Com ciência para mudar o Brasil

04/10/2017 às 16:47.
Atualizado em 02/11/2021 às 23:04

 O desmonte do Estado brasileiro, após o golpe de 2016, chama a atenção do mundo. O quadro é tão grave que, no fim da semana passada, um grupo de nada menos que 23 cientistas ganhadores do prêmio Nobel, representando vários países, escreveu uma carta ao presidente Michel Temer criticando “um corte de um nível de mais de 50%” no orçamento destinado à Ciência e Tecnologia, o que, para eles, compromete seriamente o futuro do país. De acordo com o documento, “esses cortes vão danificar o país por muitos anos, com o desmantelamento de grupos de pesquisa renomados e um êxodo de cérebros que vai afetar os melhores jovens cientistas”.

Um dos primeiros atos do ilegítimo presidente ao tomar posse foi a extinção do Ministério da Ciência, Tecnologia e Inovação (MCTI), que foi incorporado à pasta das Comunicações. A fusão foi seguida de outros golpes: fim do programa Ciência sem Fronteiras na graduação, corte de quase 50% do orçamento para C&T, PEC do Teto, contingenciamento das bolsas de pesquisa e formação, entre outras medidas duramente criticadas pela comunidade científica.

Quando ainda era estudante de Medicina na Universidade Federal de Juiz de Fora e também como presidente da União Nacional dos Estudantes tive a oportunidade de participar de todas as reuniões anuais da Sociedade Brasileira para o Progresso da Ciência (SBPC) naquele período. Em julho último, coube à Universidade Federal de Minas Gerais abrigar a última edição desse que é o maior evento científico do hemisfério sul do planeta.

Fui o mediador de um debate sobre a inovação tecnológica no país e pude ver de perto as inquietações que movem a imensa maioria de nossos cientistas e pesquisadores. O clima de esperança que permeava nos eventos em meus tempos de estudante foi substituído pelo desespero. O ataque que a produção científica brasileira sofre compromete profundamente nosso futuro, principalmente a nossa soberania.

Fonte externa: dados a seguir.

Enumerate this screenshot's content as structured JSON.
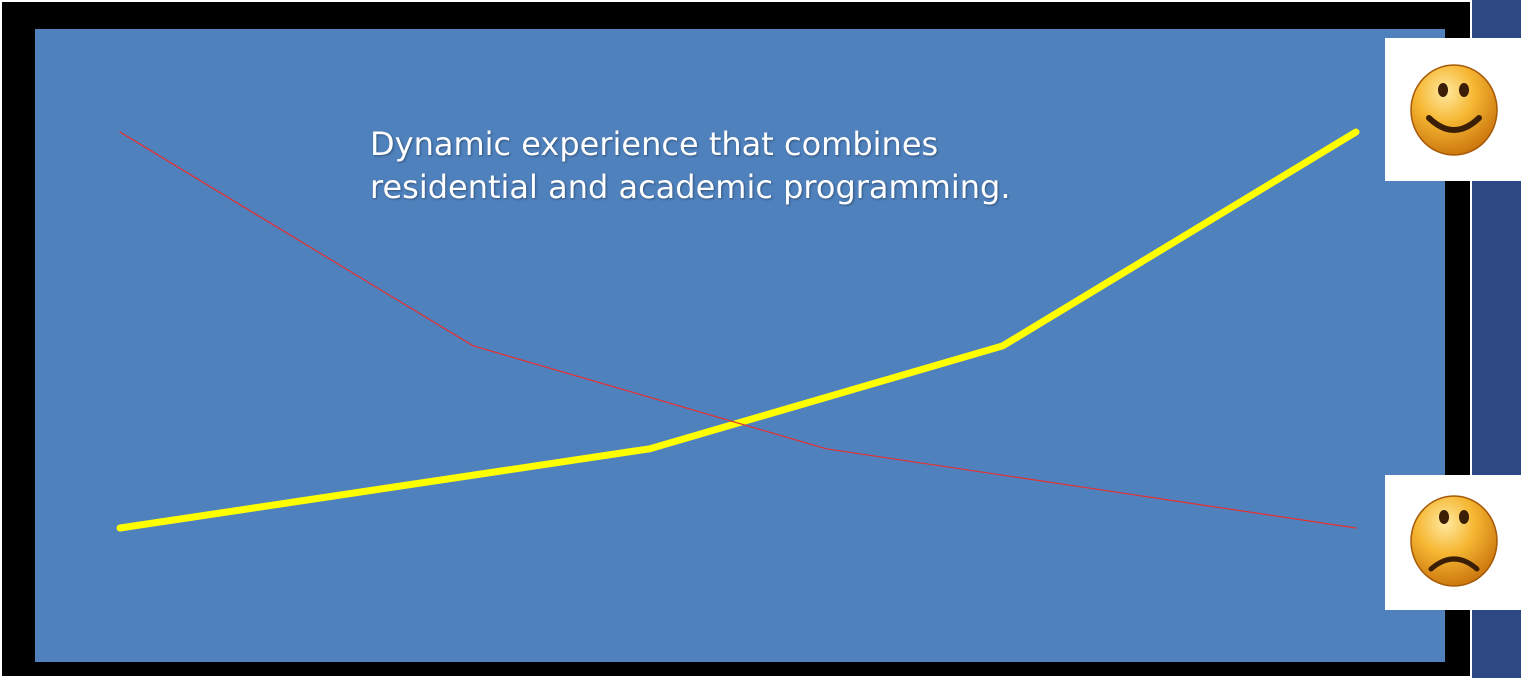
{
  "slide": {
    "text_line_1": "Dynamic experience that combines",
    "text_line_2": "residential and academic programming."
  },
  "colors": {
    "background": "#2e4886",
    "panel": "#4f81bd",
    "yellow_line": "#ffff00",
    "red_line": "#e53030"
  },
  "icons": {
    "top": "happy-face-icon",
    "bottom": "sad-face-icon"
  },
  "chart_data": {
    "type": "line",
    "x": [
      0,
      1,
      2,
      3,
      4,
      5,
      6
    ],
    "ylim": [
      0,
      1
    ],
    "grid": false,
    "legend": "none",
    "series": [
      {
        "color": "#ffff00",
        "points": [
          [
            0,
            0
          ],
          [
            3,
            0.2
          ],
          [
            5,
            0.46
          ],
          [
            7,
            1
          ]
        ]
      },
      {
        "color": "#e53030",
        "points": [
          [
            0,
            1
          ],
          [
            2,
            0.46
          ],
          [
            4,
            0.2
          ],
          [
            7,
            0
          ]
        ]
      }
    ]
  }
}
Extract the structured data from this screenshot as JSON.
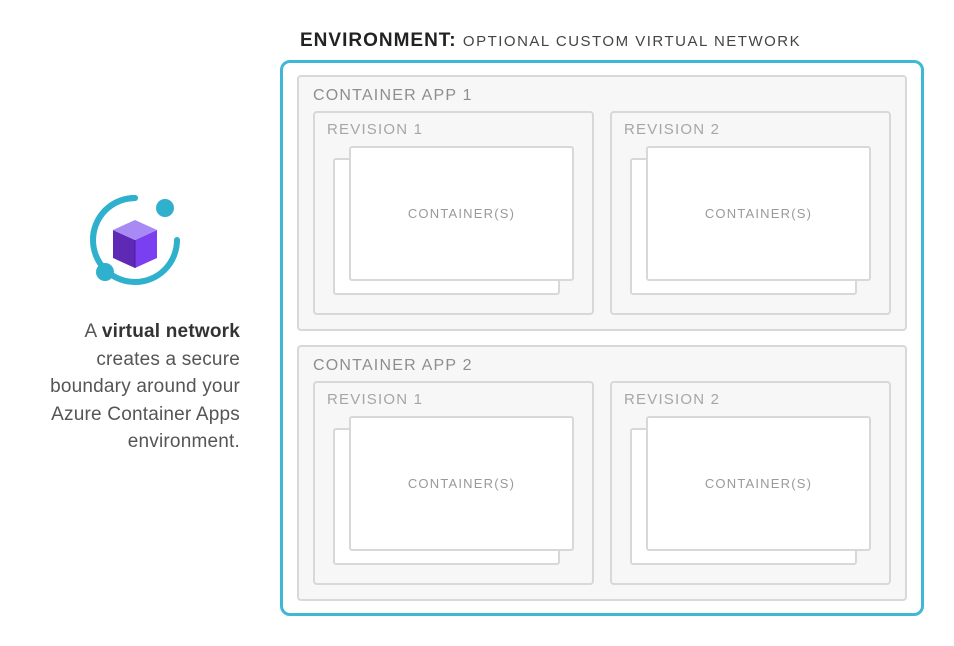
{
  "colors": {
    "env_border": "#3fb7d6",
    "box_border": "#d8d8d8",
    "box_bg": "#f7f7f7",
    "app_title": "#8e8e8e",
    "rev_title": "#a6a6a6",
    "container_label": "#9a9a9a",
    "text_body": "#555555",
    "text_dark": "#222222",
    "icon_teal": "#2fb1ce",
    "icon_purple_dark": "#5e2ab5",
    "icon_purple_mid": "#7b3ff2",
    "icon_purple_light": "#a98af5"
  },
  "description": {
    "prefix": "A ",
    "bold": "virtual network",
    "rest": " creates a secure boundary around your Azure Container Apps environment."
  },
  "environment": {
    "label_bold": "ENVIRONMENT:",
    "label_sub": "OPTIONAL CUSTOM VIRTUAL NETWORK",
    "apps": [
      {
        "title": "CONTAINER APP 1",
        "revisions": [
          {
            "title": "REVISION 1",
            "container_label": "CONTAINER(S)"
          },
          {
            "title": "REVISION 2",
            "container_label": "CONTAINER(S)"
          }
        ]
      },
      {
        "title": "CONTAINER APP 2",
        "revisions": [
          {
            "title": "REVISION 1",
            "container_label": "CONTAINER(S)"
          },
          {
            "title": "REVISION 2",
            "container_label": "CONTAINER(S)"
          }
        ]
      }
    ]
  }
}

As instituições federais de ensino, que são os principais celeiros de ciência no país, são as que mais sofrem com a política do governo de sucateamento do setor. Os contingenciamentos dos investimentos vêm imobilizando expansões, paralisando obras e ameaçando a quitação de dívidas com fornecedores e prestadores de serviços já realizados. Por ser o estado que mais abriga os estabelecimentos federais, presentes em 95 cidades, Minas já sente na pele o desmonte. Se não houver uma reversão do quadro, poderemos vivenciar a triste realidade de ver o fechamento de alguns centros de ensino.

Na Universidade Federal do Sul da Bahia, uma entre dezenas de outras universidades criadas durante os governos do presidente Lula, o reitor Naomar Almeida Filho pediu exoneração do cargo. Em carta divulgada na última segunda-feira, o dirigente explica alguns dos motivos do seu afastamento do cargo: “O desmonte da universidade pública e os cortes orçamentários promovidos pelo governo Temer”.

Impossível falar em universidade e não citar uma tragédia que impactou a todos os militantes em favor da educação pública brasileira e da ciência nacional: o suicídio do reitor da Universidade Federal de Santa Catarina (UFSC), Luiz Carlos Cancellier. Ele foi vítima do estado de exceção inaugurado no bojo do processo golpista instalado no país. As ações espetaculosas da Polícia Federal, com participação do Ministério Público Federal e do Judiciário Federal, fizeram mais uma vítima. Cancellier foi submetido a uma prisão arbitrária, humilhado e impedido até de entrar na universidade que era considerada seu próprio lar.

O título do artigo, portanto, não é mero trocadilho. Apenas com a retomada da valorização de nossas universidades e institutos de pesquisa, ou seja, com ciência, é que elevaremos a consciência política de nosso povo para impedir o desmonte de nossa nação e recuperar o Estado Democrático de Direito.